我试图在3个玩家之间获得n卡的所有可能交易,其中每个玩家i需要n_i卡,而一些玩家无法获得某些卡。
例如,假设有4张牌:Ac,Jh,9d,2s和玩家N,E,S分别需要1,1,2张牌,但N拿不到Ac,S拿不到Jh。
输入是n牌的列表,以及每个位置和每张牌的限制:
List<Card> unplayedCards
Map<Position, Integer> numberOfCardsEachPlayerNeeds
Map<Card, List<Position>> possiblePositionsForCard
输出应该是一个可能的交易列表,所以
List<Map<Position, List<Card>>>
我是用Java写的,但答案是什么语言并不重要。
使用递归算法最容易做到这一点。
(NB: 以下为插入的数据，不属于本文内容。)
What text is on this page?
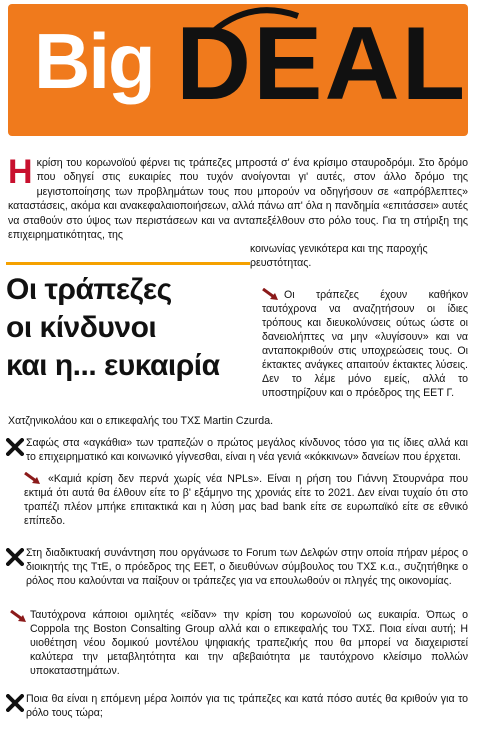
Big DEAL
Η κρίση του κορωνοϊού φέρνει τις τράπεζες μπροστά σ' ένα κρίσιμο σταυροδρόμι. Στο δρόμο που οδηγεί στις ευκαιρίες που τυχόν ανοίγονται γι' αυτές, στον άλλο δρόμο της μεγιστοποίησης των προβλημάτων τους που μπορούν να οδηγήσουν σε «απρόβλεπτες» καταστάσεις, ακόμα και ανακεφαλαιοποιήσεων, αλλά πάνω απ' όλα η πανδημία «επιτάσσει» αυτές να σταθούν στο ύψος των περιστάσεων και να ανταπεξέλθουν στο ρόλο τους. Για τη στήριξη της επιχειρηματικότητας, της
κοινωνίας γενικότερα και της παροχής ρευστότητας.
Οι τράπεζες
οι κίνδυνοι
και η... ευκαιρία
Οι τράπεζες έχουν καθήκον ταυτόχρονα να αναζητήσουν οι ίδιες τρόπους και διευκολύνσεις ούτως ώστε οι δανειολήπτες να μην «λυγίσουν» και να ανταποκριθούν στις υποχρεώσεις τους. Οι έκτακτες ανάγκες απαιτούν έκτακτες λύσεις. Δεν το λέμε μόνο εμείς, αλλά το υποστηρίζουν και ο πρόεδρος της ΕΕΤ Γ.
Χατζηνικολάου και ο επικεφαλής του ΤΧΣ Martin Czurda.
Σαφώς στα «αγκάθια» των τραπεζών ο πρώτος μεγάλος κίνδυνος τόσο για τις ίδιες αλλά και το επιχειρηματικό και κοινωνικό γίγνεσθαι, είναι η νέα γενιά «κόκκινων» δανείων που έρχεται.
«Καμιά κρίση δεν περνά χωρίς νέα NPLs». Είναι η ρήση του Γιάννη Στουρνάρα που εκτιμά ότι αυτά θα έλθουν είτε το β' εξάμηνο της χρονιάς είτε το 2021. Δεν είναι τυχαίο ότι στο τραπέζι πλέον μπήκε επιτακτικά και η λύση μας bad bank είτε σε ευρωπαϊκό είτε σε εθνικό επίπεδο.
Στη διαδικτυακή συνάντηση που οργάνωσε το Forum των Δελφών στην οποία πήραν μέρος ο διοικητής της ΤτΕ, ο πρόεδρος της ΕΕΤ, ο διευθύνων σύμβουλος του ΤΧΣ κ.α., συζητήθηκε ο ρόλος που καλούνται να παίξουν οι τράπεζες για να επουλωθούν οι πληγές της οικονομίας.
Ταυτόχρονα κάποιοι ομιλητές «είδαν» την κρίση του κορωνοϊού ως ευκαιρία. Όπως ο Coppola της Boston Consalting Group αλλά και ο επικεφαλής του ΤΧΣ. Ποια είναι αυτή; Η υιοθέτηση νέου δομικού μοντέλου ψηφιακής τραπεζικής που θα μπορεί να διαχειριστεί καλύτερα την μεταβλητότητα και την αβεβαιότητα με ταυτόχρονο κλείσιμο πολλών υποκαταστημάτων.
Ποια θα είναι η επόμενη μέρα λοιπόν για τις τράπεζες και κατά πόσο αυτές θα κριθούν για το ρόλο τους τώρα;
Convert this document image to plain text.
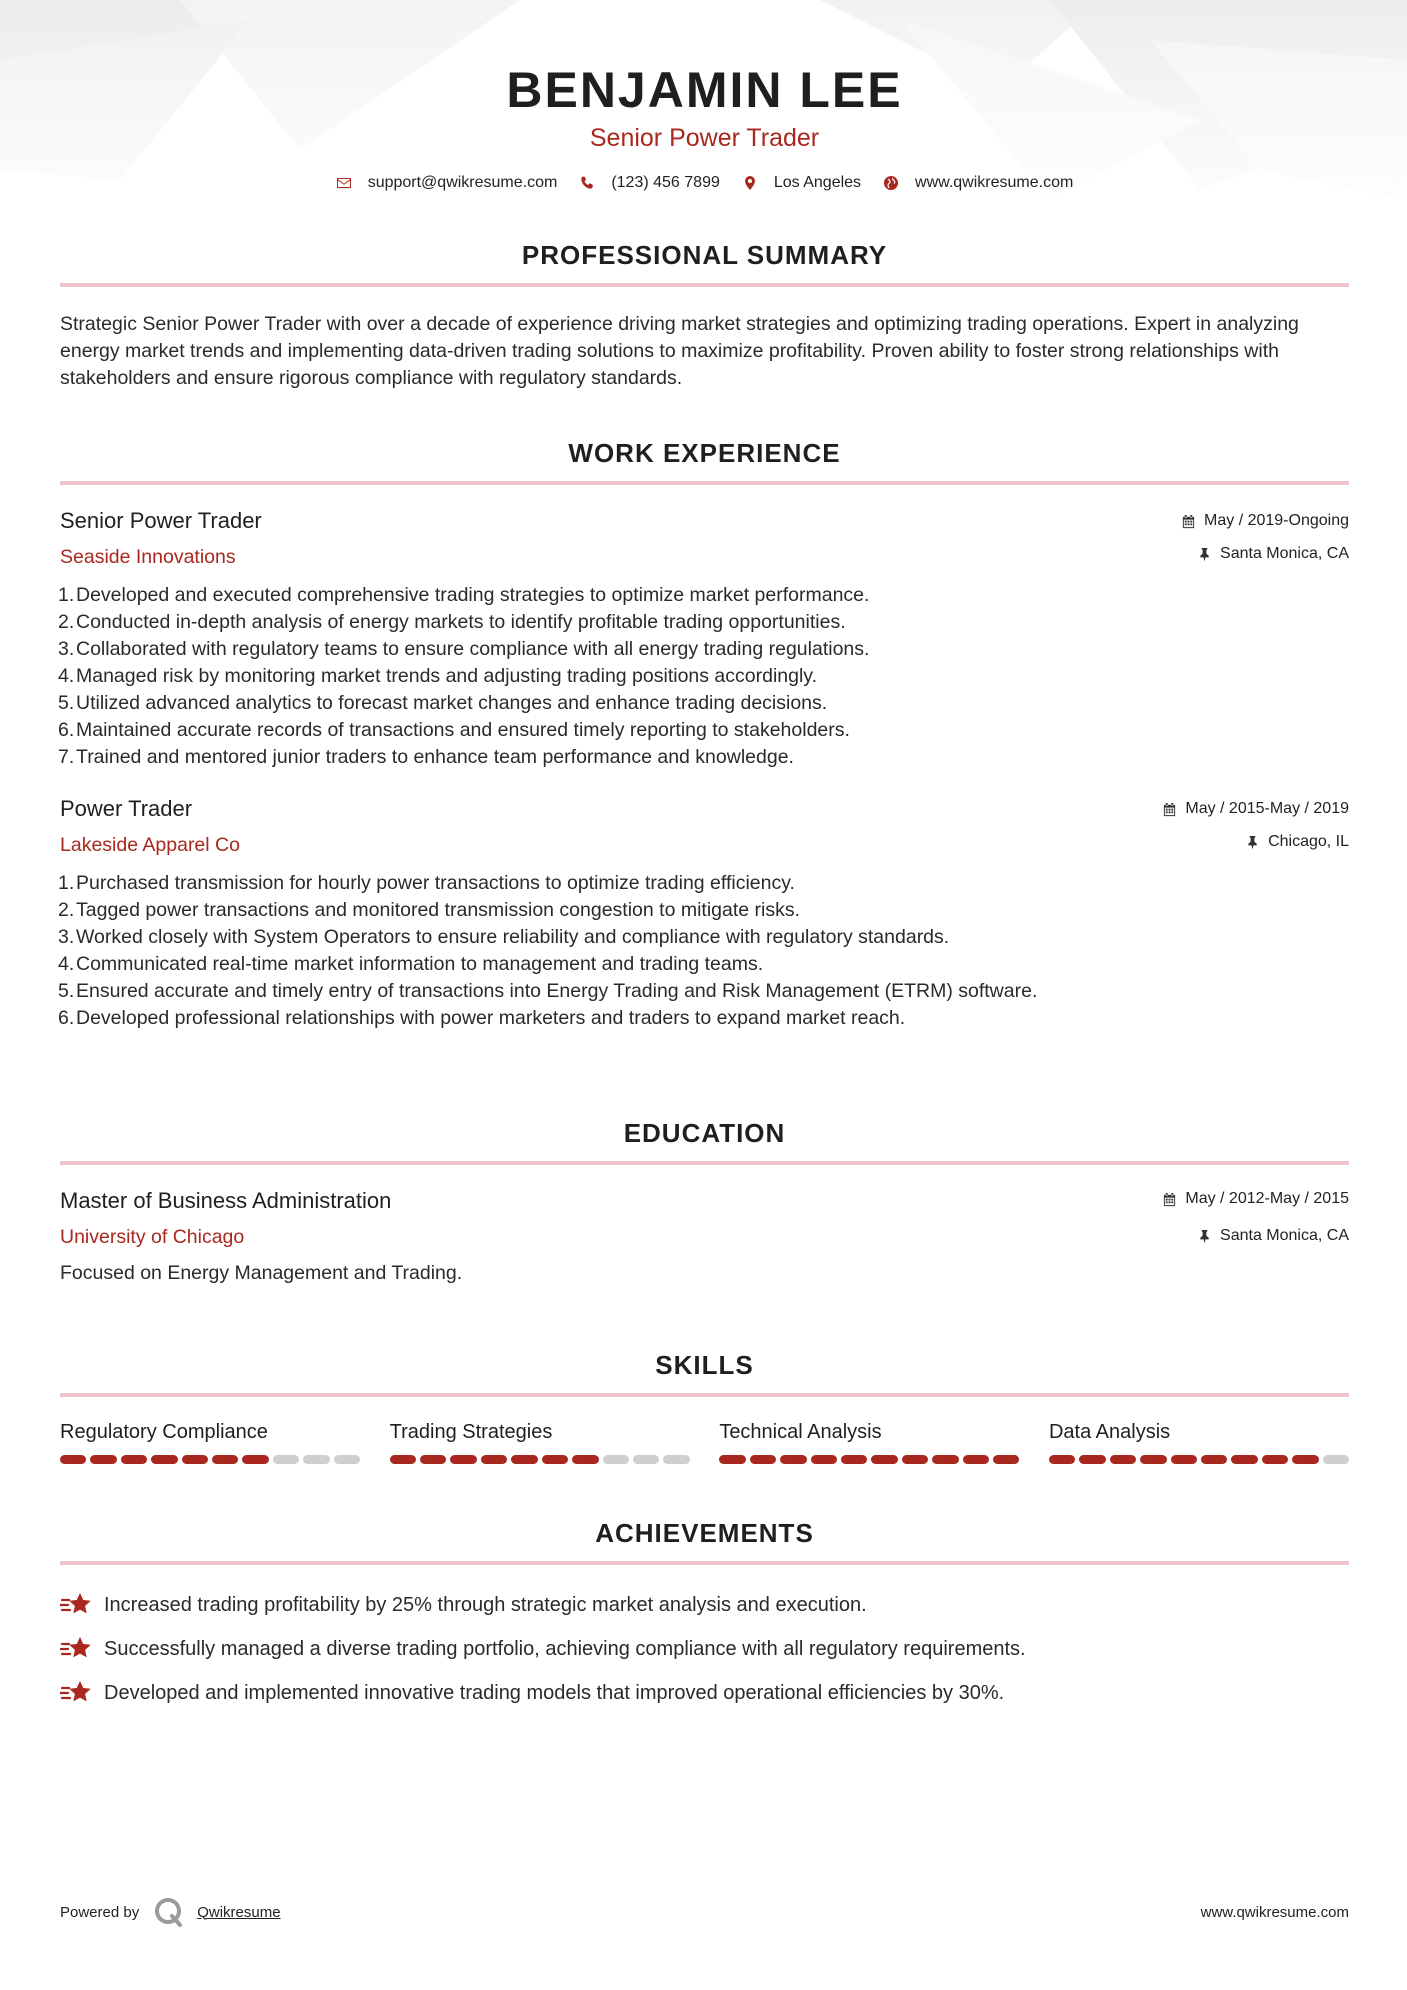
BENJAMIN LEE
Senior Power Trader
support@qwikresume.com	(123) 456 7899	Los Angeles	www.qwikresume.com
PROFESSIONAL SUMMARY
Strategic Senior Power Trader with over a decade of experience driving market strategies and optimizing trading operations. Expert in analyzing energy market trends and implementing data-driven trading solutions to maximize profitability. Proven ability to foster strong relationships with stakeholders and ensure rigorous compliance with regulatory standards.
WORK EXPERIENCE
Senior Power Trader
Seaside Innovations
May / 2019-Ongoing
Santa Monica, CA
1. Developed and executed comprehensive trading strategies to optimize market performance.
2. Conducted in-depth analysis of energy markets to identify profitable trading opportunities.
3. Collaborated with regulatory teams to ensure compliance with all energy trading regulations.
4. Managed risk by monitoring market trends and adjusting trading positions accordingly.
5. Utilized advanced analytics to forecast market changes and enhance trading decisions.
6. Maintained accurate records of transactions and ensured timely reporting to stakeholders.
7. Trained and mentored junior traders to enhance team performance and knowledge.
Power Trader
Lakeside Apparel Co
May / 2015-May / 2019
Chicago, IL
1. Purchased transmission for hourly power transactions to optimize trading efficiency.
2. Tagged power transactions and monitored transmission congestion to mitigate risks.
3. Worked closely with System Operators to ensure reliability and compliance with regulatory standards.
4. Communicated real-time market information to management and trading teams.
5. Ensured accurate and timely entry of transactions into Energy Trading and Risk Management (ETRM) software.
6. Developed professional relationships with power marketers and traders to expand market reach.
EDUCATION
Master of Business Administration
University of Chicago
May / 2012-May / 2015
Santa Monica, CA
Focused on Energy Management and Trading.
SKILLS
Regulatory Compliance	Trading Strategies	Technical Analysis	Data Analysis
ACHIEVEMENTS
Increased trading profitability by 25% through strategic market analysis and execution.
Successfully managed a diverse trading portfolio, achieving compliance with all regulatory requirements.
Developed and implemented innovative trading models that improved operational efficiencies by 30%.
Powered by	Qwikresume	www.qwikresume.com
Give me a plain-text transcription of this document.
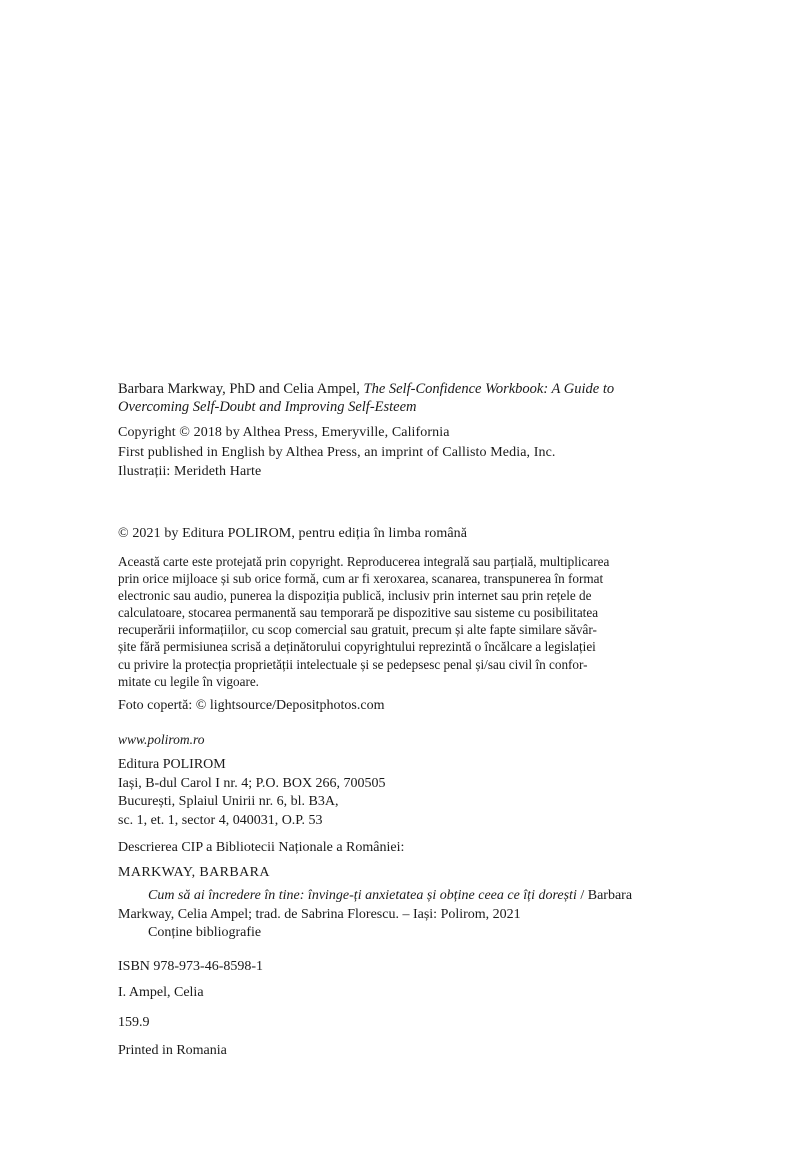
Barbara Markway, PhD and Celia Ampel, The Self-Confidence Workbook: A Guide to
Overcoming Self-Doubt and Improving Self-Esteem
Copyright © 2018 by Althea Press, Emeryville, California
First published in English by Althea Press, an imprint of Callisto Media, Inc.
Ilustrații: Merideth Harte
© 2021 by Editura POLIROM, pentru ediția în limba română
Această carte este protejată prin copyright. Reproducerea integrală sau parțială, multiplicarea
prin orice mijloace și sub orice formă, cum ar fi xeroxarea, scanarea, transpunerea în format
electronic sau audio, punerea la dispoziția publică, inclusiv prin internet sau prin rețele de
calculatoare, stocarea permanentă sau temporară pe dispozitive sau sisteme cu posibilitatea
recuperării informațiilor, cu scop comercial sau gratuit, precum și alte fapte similare săvâr-
șite fără permisiunea scrisă a deținătorului copyrightului reprezintă o încălcare a legislației
cu privire la protecția proprietății intelectuale și se pedepsesc penal și/sau civil în confor-
mitate cu legile în vigoare.
Foto copertă: © lightsource/Depositphotos.com
www.polirom.ro
Editura POLIROM
Iași, B-dul Carol I nr. 4; P.O. BOX 266, 700505
București, Splaiul Unirii nr. 6, bl. B3A,
sc. 1, et. 1, sector 4, 040031, O.P. 53
Descrierea CIP a Bibliotecii Naționale a României:
MARKWAY, BARBARA
Cum să ai încredere în tine: învinge-ți anxietatea și obține ceea ce îți dorești / Barbara
Markway, Celia Ampel; trad. de Sabrina Florescu. – Iași: Polirom, 2021
Conține bibliografie
ISBN 978-973-46-8598-1
I. Ampel, Celia
159.9
Printed in Romania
类似python伪代码:
function possible_deals(players, cards):
output := []
generate_deals(players, cards, 0, {}, output)
return output
function generate_deals(players, cards, index, assignment, output):
if index >= len(cards):
output.append(assignment)
else:
card := cards[index]
for player in players:
if player doesn't have enough cards yet and player can have card:
assignment[card] = player
generate_deals(players, cards, index + 1, assignment, output)
del assignment[card]
我们假设assignment和output的引用传递语义,以便递归函数调用可以修改它们。
output列表中的每个条目包含一张从卡牌到玩家的地图。由此,很容易重建手。
根据@Thomas的答案制作了一个Java版本。
static List<Map<Position, CardsList>> getAllPossibleDeals(CardsList cards, Map<Position, Integer> cardsPerPosition,
Map<Card, List<Position>> positionsPerCard, List<Card> unplayedCardsOrderedByPossibilities) {
List<Map<Position, CardsList>> possibleDeals = new ArrayList(); // all the deals
Map<Position, CardsList> assignment = new HashMap<>(); // a single deal.
generateDeals(cards, cardsPerPosition, positionsPerCard, possibleDeals, 0, assignment);
return possibleDeals;
}
private static void generateDeals(CardsList cards, Map<Position, Integer> cardsPerPosition, Map<Card, List<Position>> positionsPerCard,
List<Map<Position, CardsList>> possibleDeals, int i, Map<Position, CardsList> assignment) {
if (i >= cards.size()){
Map<Position, CardsList> assignmentCopy = deepCopyMap(assignment);
possibleDeals.add(assignmentCopy);
}
else {
Card card = cards.get(i);
for (Position pos : positionsPerCard.get(card)) {
if (assignment.get(pos) == null || cardsPerPosition.get(pos) > assignment.get(pos).size()){
// position can have the card
assignment.computeIfAbsent(pos, k -> new CardsList()).add(card);
generateDeals(cards, cardsPerPosition, positionsPerCard, possibleDeals, i+1, assignment);
assignment.get(pos).remove(card);
}
}
}
}